А пока князь развлекался с подарками, мытарь в порту пытался определить размер пошлины, которую следовало уплатить со стальных листов. В обширном перечне, листовая сталь размером аршин на аршин не значилась. Нисим пытался вспомнить, когда последний раз, за долгое время его службы, подобное привозили в Новгород, но, толи старческая память подводила, толи кислое молоко, выпитое дома, рядом с причалами, не давало сосредоточиться.
— Можно записать, что привезено железо в крицах, только... — мытарь сделал паузу.
— В расплющенных крицах. — Подсказал Нисиму один из вариантов.
— Точно, как я не догадался. Дом мой, как и прежде, вон там, возле двух яблонь. Разница между оружейным железом и крицами, для ста привезённых пудов будет составлять... семь гривен. Две можно оставить под яблоней, а с тебя, за всё железо, сплющенное... семь да семь, да ещё сбор — Пятнадцать гривен. — Выдал расчёт налогового сбора портовый чиновник.
— Нисим, побойся Бога. — Ефрем не выдержал и встрял в разговор. — Это ладья Пахома Ильича, и груз — его, когда это новгородские купцы пошлину как торговые гости платили?
— Пахома Ильича хорошо знаю, и отца его знал. А мой отец и деда его. Только тут, я его не вижу. Не хотите платить — воля ваша, а разгружать ладью не дам! На моей стороне стража и Закон.

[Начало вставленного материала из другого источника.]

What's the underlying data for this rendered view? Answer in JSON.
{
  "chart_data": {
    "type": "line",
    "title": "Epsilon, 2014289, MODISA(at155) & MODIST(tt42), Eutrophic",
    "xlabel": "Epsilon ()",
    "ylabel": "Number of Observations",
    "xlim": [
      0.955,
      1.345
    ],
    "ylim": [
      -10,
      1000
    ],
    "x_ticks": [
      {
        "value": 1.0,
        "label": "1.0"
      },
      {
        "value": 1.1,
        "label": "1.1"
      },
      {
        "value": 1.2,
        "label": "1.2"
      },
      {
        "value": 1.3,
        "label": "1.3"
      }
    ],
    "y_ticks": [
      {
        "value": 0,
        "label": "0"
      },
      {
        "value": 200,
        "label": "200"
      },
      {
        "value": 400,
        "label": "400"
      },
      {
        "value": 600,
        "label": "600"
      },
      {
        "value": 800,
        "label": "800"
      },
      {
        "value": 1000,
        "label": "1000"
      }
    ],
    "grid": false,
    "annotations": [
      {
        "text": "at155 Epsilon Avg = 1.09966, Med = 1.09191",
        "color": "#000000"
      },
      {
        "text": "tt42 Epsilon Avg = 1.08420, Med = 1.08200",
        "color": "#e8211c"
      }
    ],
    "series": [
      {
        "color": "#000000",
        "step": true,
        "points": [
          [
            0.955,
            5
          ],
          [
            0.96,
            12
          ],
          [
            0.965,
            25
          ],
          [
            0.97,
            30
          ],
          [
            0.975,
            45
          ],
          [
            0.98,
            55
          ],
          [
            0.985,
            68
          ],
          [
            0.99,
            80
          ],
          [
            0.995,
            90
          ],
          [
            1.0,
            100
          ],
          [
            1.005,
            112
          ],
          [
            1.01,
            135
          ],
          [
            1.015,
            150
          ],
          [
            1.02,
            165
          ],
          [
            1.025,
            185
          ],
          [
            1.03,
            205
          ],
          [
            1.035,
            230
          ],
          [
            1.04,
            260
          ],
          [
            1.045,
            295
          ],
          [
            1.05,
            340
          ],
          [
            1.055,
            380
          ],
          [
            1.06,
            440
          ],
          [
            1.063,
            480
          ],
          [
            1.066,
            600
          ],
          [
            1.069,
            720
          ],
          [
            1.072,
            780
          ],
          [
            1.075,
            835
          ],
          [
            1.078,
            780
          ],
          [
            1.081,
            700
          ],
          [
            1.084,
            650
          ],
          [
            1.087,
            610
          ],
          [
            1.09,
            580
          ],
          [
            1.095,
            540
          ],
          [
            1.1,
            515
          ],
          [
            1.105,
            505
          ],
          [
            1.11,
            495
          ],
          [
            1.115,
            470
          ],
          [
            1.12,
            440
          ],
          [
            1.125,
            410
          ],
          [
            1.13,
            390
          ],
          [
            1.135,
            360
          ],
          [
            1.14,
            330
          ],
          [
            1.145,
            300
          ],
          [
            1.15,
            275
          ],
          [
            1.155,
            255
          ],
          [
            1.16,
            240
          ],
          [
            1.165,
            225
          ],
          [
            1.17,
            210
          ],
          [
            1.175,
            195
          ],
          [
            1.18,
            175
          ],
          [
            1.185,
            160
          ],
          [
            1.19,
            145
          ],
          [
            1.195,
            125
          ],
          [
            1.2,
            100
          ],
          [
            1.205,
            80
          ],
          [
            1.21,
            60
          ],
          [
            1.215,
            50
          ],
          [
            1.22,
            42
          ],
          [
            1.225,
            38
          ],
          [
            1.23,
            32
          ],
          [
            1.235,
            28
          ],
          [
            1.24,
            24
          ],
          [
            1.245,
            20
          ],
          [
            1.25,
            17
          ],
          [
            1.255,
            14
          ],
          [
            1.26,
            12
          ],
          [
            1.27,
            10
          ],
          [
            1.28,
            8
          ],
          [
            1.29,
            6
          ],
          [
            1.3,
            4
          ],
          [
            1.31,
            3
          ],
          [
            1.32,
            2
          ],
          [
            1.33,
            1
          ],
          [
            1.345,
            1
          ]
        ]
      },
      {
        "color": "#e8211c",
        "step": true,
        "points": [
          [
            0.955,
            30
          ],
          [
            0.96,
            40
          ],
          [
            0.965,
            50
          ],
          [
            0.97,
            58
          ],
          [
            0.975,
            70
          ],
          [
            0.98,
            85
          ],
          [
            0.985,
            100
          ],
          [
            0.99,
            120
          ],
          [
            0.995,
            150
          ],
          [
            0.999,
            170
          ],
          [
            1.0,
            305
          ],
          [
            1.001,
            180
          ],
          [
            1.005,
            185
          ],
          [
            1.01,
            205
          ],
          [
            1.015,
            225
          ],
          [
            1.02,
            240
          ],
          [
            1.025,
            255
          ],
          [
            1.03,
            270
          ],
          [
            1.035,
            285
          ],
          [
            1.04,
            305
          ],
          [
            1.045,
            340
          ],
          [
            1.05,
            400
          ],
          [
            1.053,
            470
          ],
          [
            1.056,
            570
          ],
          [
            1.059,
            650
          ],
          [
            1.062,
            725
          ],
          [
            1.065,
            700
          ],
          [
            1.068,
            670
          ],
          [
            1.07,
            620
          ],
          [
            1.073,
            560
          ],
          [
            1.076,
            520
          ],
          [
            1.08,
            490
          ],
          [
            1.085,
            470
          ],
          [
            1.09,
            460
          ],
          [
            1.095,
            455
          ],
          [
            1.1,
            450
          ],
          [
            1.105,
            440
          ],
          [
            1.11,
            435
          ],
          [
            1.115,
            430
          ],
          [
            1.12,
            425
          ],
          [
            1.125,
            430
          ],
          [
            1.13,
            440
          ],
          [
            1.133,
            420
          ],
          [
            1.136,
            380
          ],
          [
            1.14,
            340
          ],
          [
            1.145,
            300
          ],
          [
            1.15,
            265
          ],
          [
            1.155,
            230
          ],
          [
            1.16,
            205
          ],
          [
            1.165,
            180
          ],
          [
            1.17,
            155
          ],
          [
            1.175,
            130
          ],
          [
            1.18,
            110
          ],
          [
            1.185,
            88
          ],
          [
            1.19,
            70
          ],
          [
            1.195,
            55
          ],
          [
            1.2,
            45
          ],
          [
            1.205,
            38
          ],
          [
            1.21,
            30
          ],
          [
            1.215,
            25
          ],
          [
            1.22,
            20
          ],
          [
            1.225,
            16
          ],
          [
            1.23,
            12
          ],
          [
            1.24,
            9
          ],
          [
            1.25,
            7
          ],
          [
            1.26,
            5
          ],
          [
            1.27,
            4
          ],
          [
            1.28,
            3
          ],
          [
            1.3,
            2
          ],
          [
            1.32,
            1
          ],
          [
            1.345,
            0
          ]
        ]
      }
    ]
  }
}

Мытарь гордо приподнял подбородок. Абы кого, на его место не поставят, свою работу он знал досконально. И сколько тысяцкому надо отнести, и сколько стражникам отсыпать и насколько должен был быть тяжёл кошель, сдаваемый в казну. Иначе, когда тяжело станет ходить, своего сына, Яакова, на эту должность не утвердят.
— Три гривны под яблоню и три в казну. — Предложил я.
— Ефрем, ты б объяснил, на досуге, своему дружку, как дела делаются. Четыре под яблоню, а три в казну за три десятка пудов сплющенных криц. — С налоговыми отчислениями было покончено.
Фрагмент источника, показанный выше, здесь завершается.